You can "autorelease" objects. This means the retain count isn't immediately decreased, but is decreased the next time the current autorelease pool is drained.
iOS apps have an event loop in which your code runs. After each iteration of the event loop, the autorelease pool is drained. Any object with a retain count of 0 is released.
By default, autoreleased objects are returned by methods that don't begin with new, copy, mutableCopy, retain or init. This means you can use them immediately but if you don't retain them the object will be gone on the next iteration of the run loop.
If you fail to release retained objects but no longer reference them then you will have a memory leak, this can be detected by the leaks tool in Instruments.

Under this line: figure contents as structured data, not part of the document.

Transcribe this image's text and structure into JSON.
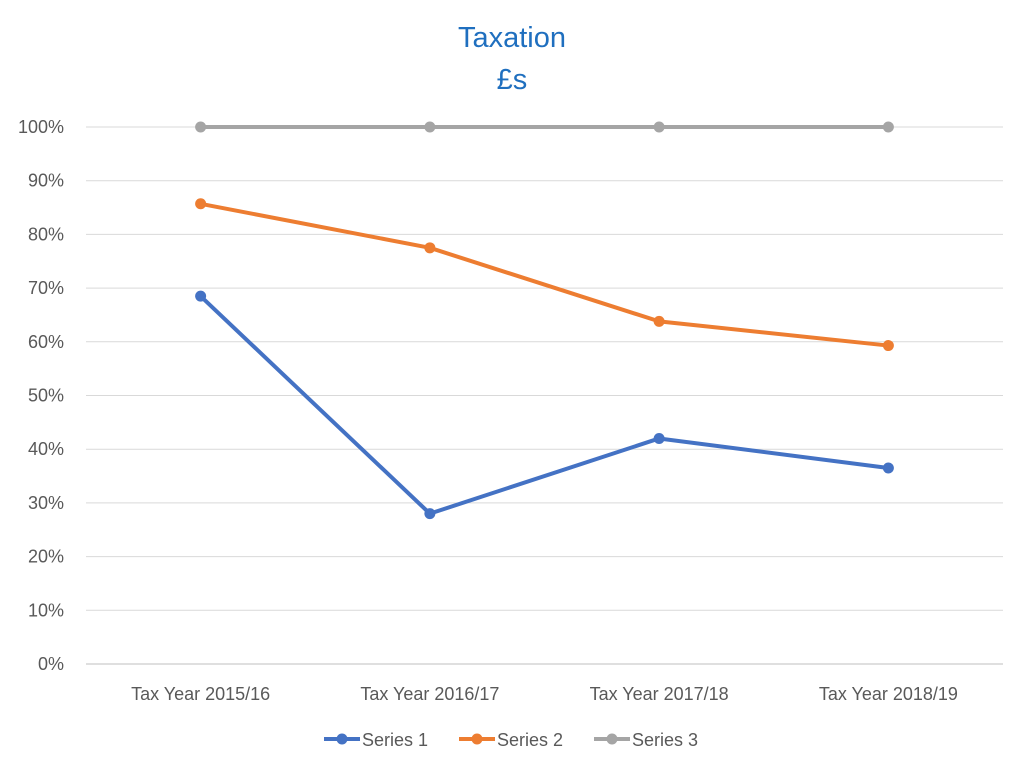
{
  "chart_data": {
    "type": "line",
    "title": "Taxation",
    "subtitle": "£s",
    "categories": [
      "Tax Year 2015/16",
      "Tax Year 2016/17",
      "Tax Year 2017/18",
      "Tax Year 2018/19"
    ],
    "y_ticks": [
      "0%",
      "10%",
      "20%",
      "30%",
      "40%",
      "50%",
      "60%",
      "70%",
      "80%",
      "90%",
      "100%"
    ],
    "ylim": [
      0,
      100
    ],
    "y_unit": "%",
    "grid": true,
    "legend_position": "bottom",
    "series": [
      {
        "name": "Series 1",
        "color": "#4472c4",
        "values": [
          68.5,
          28,
          42,
          36.5
        ]
      },
      {
        "name": "Series 2",
        "color": "#ed7d31",
        "values": [
          85.7,
          77.5,
          63.8,
          59.3
        ]
      },
      {
        "name": "Series 3",
        "color": "#a5a5a5",
        "values": [
          100,
          100,
          100,
          100
        ]
      }
    ]
  }
}
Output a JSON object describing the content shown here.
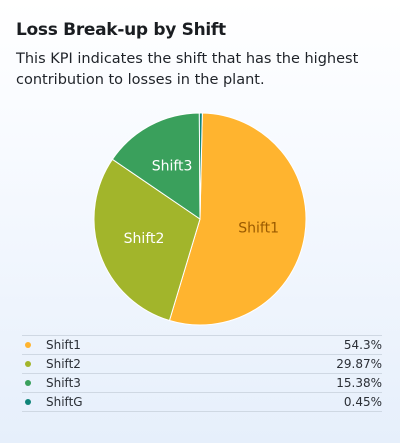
{
  "card": {
    "title": "Loss Break-up by Shift",
    "subtitle": "This KPI indicates the shift that has the highest contribution to losses in the plant."
  },
  "chart_data": {
    "type": "pie",
    "title": "Loss Break-up by Shift",
    "categories": [
      "Shift1",
      "Shift2",
      "Shift3",
      "ShiftG"
    ],
    "values": [
      54.3,
      29.87,
      15.38,
      0.45
    ],
    "value_labels": [
      "54.3%",
      "29.87%",
      "15.38%",
      "0.45%"
    ],
    "slice_labels": [
      "Shift1",
      "Shift2",
      "Shift3",
      ""
    ],
    "colors": [
      "#ffb42f",
      "#a2b52b",
      "#3aa05c",
      "#0f8479"
    ],
    "label_colors": [
      "#9a5a00",
      "#ffffff",
      "#ffffff",
      "#ffffff"
    ],
    "legend_position": "bottom"
  }
}
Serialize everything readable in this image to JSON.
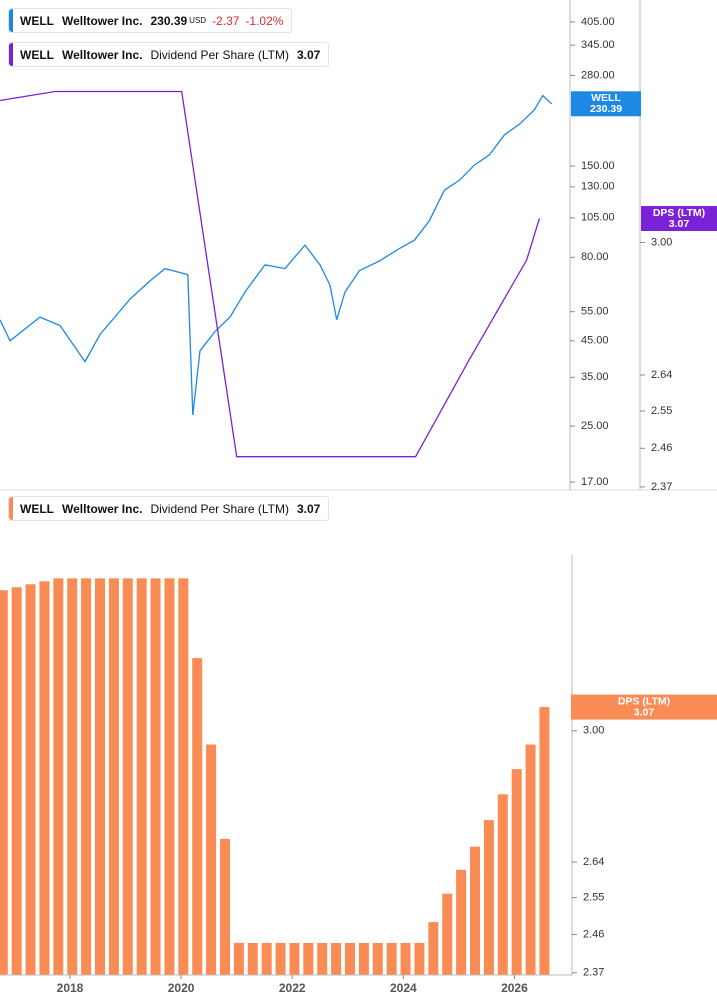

One strategy is to autorelease everything returned by the above named methods and store objects in retain properties (or copy for strings). In your object's dealloc method, set all your properties to nil. Setting a retain/copy property to nil releases the object that it currently points to. As long as you don't have any circular references (avoided by not using retain properties for "parent" objects such as delegates), you will never encounter any leaks."
here is the link to the thread for this information
http://www.quora.com/What-is-the-best-way-to-understand-memory-management-in-iOS-development
It's a good thread with some useful code examples as well as other references.